Clearly I need to do a bit more reading. Thanks again for the pointers.
Rather than spending time manipulating G-code and exploring the various methods you are looking at, you would, as Rich eludes, be better served by exploring different drafting and CAM techniques. Since you are using a rack method already you should model the rack, then duplicate the part you are machining in each of the rack spaces. At which point you can either remove the rack for CAM or leave it in if your CAM package allows you to do so. Once all of this is completed you should be able to optimize your tool changes so that the first operation will be completed on all parts with the first tool, no changes required. Once you load the second tool, the second operation on all parts will be completed, and so on and so forth. So even if you don't use a tool library with stored tool length offsets you are at a minimum reducing your tool changes and z-height settings to the number tools. That said, with a touch plate or even a light up touch block and some modifications to Mach 3 you can easily go to a tool library with stored tool length offsets and that will completely eliminate setting your offsets after that initial setup assuming you use repeatable length tool holders.

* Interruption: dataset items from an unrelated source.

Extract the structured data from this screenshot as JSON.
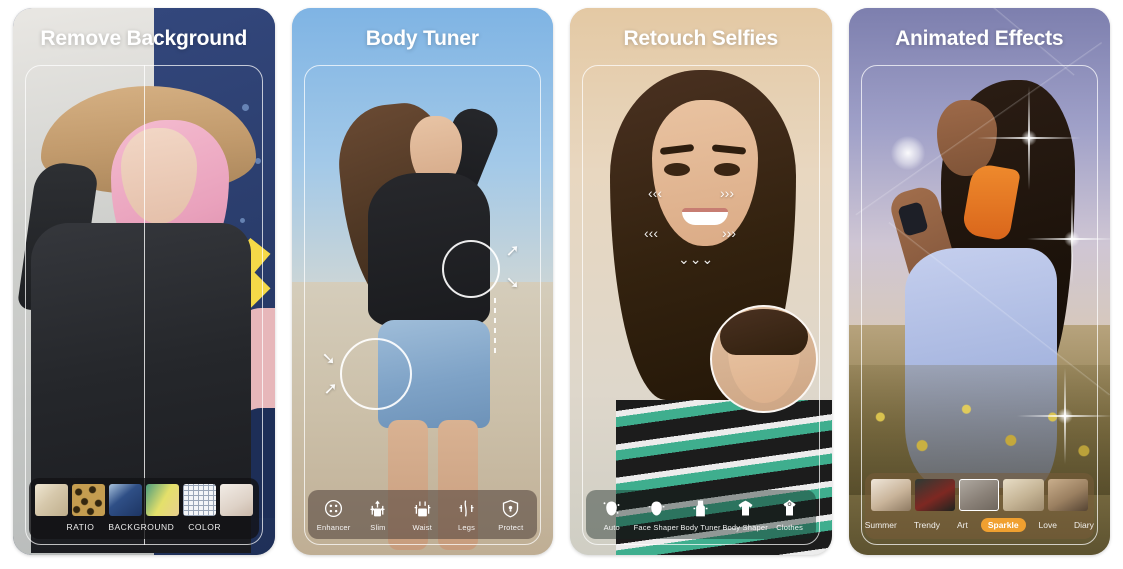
{
  "gallery": {
    "type": "app-store-screenshot-gallery",
    "panel_count": 4
  },
  "panels": [
    {
      "id": "remove-background",
      "title": "Remove Background",
      "header_color": "#3c5288",
      "toolbar": {
        "style": "thumbnails-with-labels",
        "thumbnails": [
          {
            "name": "collage-beige",
            "color": "#d9cdb6"
          },
          {
            "name": "leopard-print",
            "color": "#a8893f"
          },
          {
            "name": "blue-abstract",
            "color": "#2f4f86"
          },
          {
            "name": "yellow-green-art",
            "color": "#c8c447"
          },
          {
            "name": "white-grid",
            "color": "#f0f1f4"
          },
          {
            "name": "pale-neutral",
            "color": "#e2dad2"
          }
        ],
        "labels": [
          "RATIO",
          "BACKGROUND",
          "COLOR"
        ],
        "active_label": "BACKGROUND"
      }
    },
    {
      "id": "body-tuner",
      "title": "Body Tuner",
      "header_color": "#7fb4e4",
      "toolbar": {
        "style": "icon-tools",
        "tools": [
          {
            "label": "Enhancer",
            "icon": "enhancer-icon"
          },
          {
            "label": "Slim",
            "icon": "slim-icon"
          },
          {
            "label": "Waist",
            "icon": "waist-icon"
          },
          {
            "label": "Legs",
            "icon": "legs-icon"
          },
          {
            "label": "Protect",
            "icon": "protect-shield-icon"
          }
        ]
      },
      "overlays": {
        "adjust_circles": 2,
        "arrows": 4,
        "dashed_guide": true
      }
    },
    {
      "id": "retouch-selfies",
      "title": "Retouch Selfies",
      "header_color": "#d9a468",
      "toolbar": {
        "style": "icon-tools",
        "tools": [
          {
            "label": "Auto",
            "icon": "auto-face-icon"
          },
          {
            "label": "Face Shaper",
            "icon": "face-shaper-icon"
          },
          {
            "label": "Body Tuner",
            "icon": "body-tuner-icon"
          },
          {
            "label": "Body Shaper",
            "icon": "body-shaper-icon"
          },
          {
            "label": "Clothes",
            "icon": "clothes-icon"
          }
        ]
      },
      "overlays": {
        "preview_bubble": true,
        "dashed_retouch_arrows": true
      }
    },
    {
      "id": "animated-effects",
      "title": "Animated Effects",
      "header_color": "#7d7fae",
      "toolbar": {
        "style": "thumbnails-with-tabs",
        "thumbnails": [
          {
            "name": "effect-bride",
            "color": "#c8b7a4",
            "selected": false
          },
          {
            "name": "effect-red-flower",
            "color": "#6a2a2a",
            "selected": false
          },
          {
            "name": "effect-sparkle",
            "color": "#8d8d8d",
            "selected": true
          },
          {
            "name": "effect-window-light",
            "color": "#c2b49a",
            "selected": false
          },
          {
            "name": "effect-portrait",
            "color": "#a08c72",
            "selected": false
          }
        ],
        "tabs": [
          "Summer",
          "Trendy",
          "Art",
          "Sparkle",
          "Love",
          "Diary"
        ],
        "active_tab": "Sparkle",
        "active_tab_color": "#f0a030"
      }
    }
  ]
}
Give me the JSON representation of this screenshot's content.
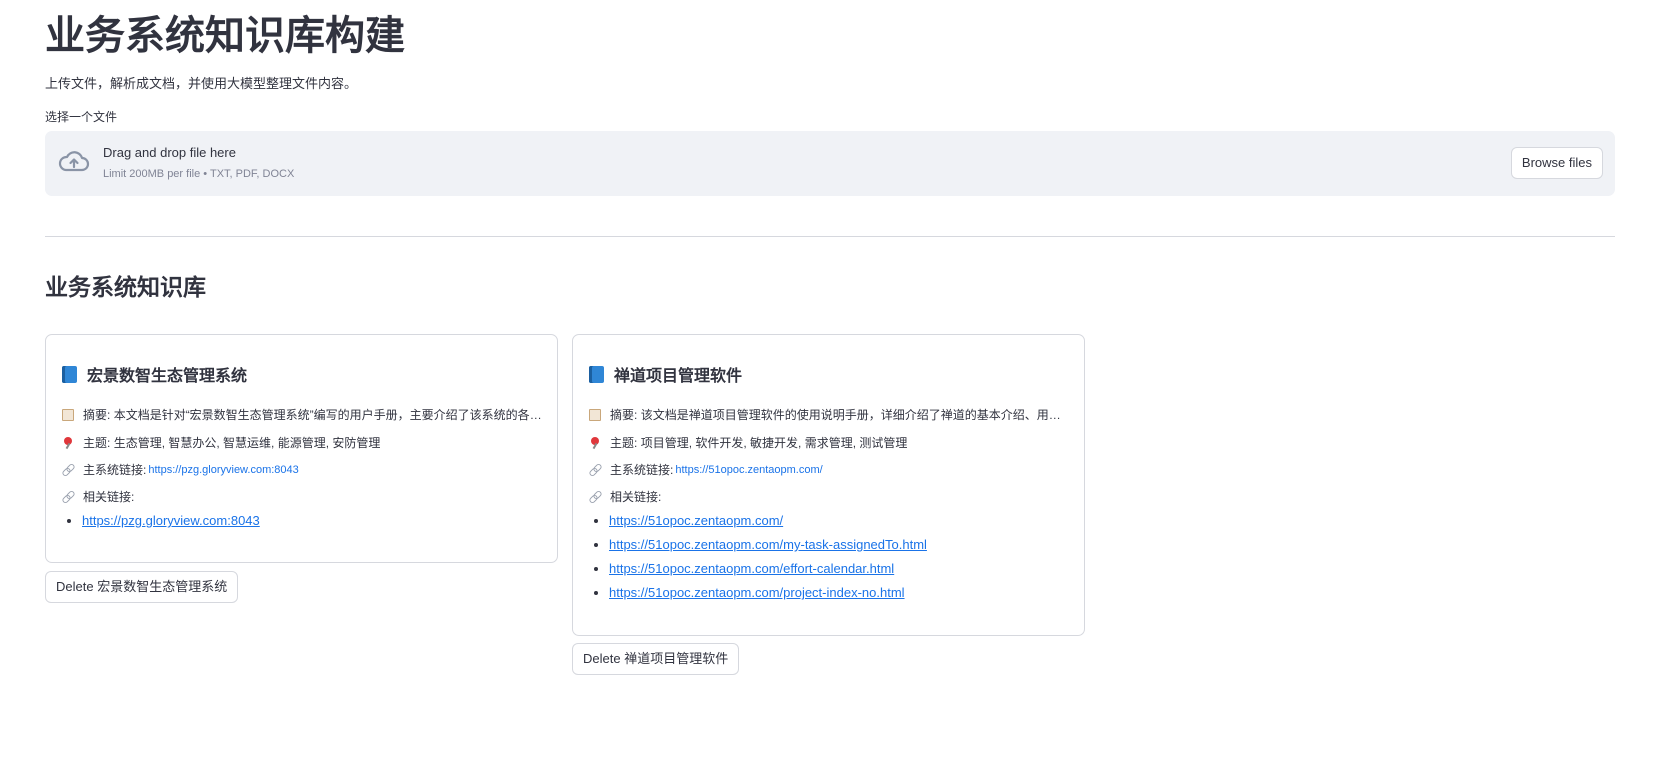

Obviously all of that is easier said than done, mainly you are looking at learning new CAD/CAM packages, but once through that learning curve the speed at which your production times will be a fraction of what they are now. My recommendation would be Fusion 360 (it's free for most) because the CAD is great and the integrated CAM is probably even better. That said, you understand your needs better than anybody so you'll have to do some shopping.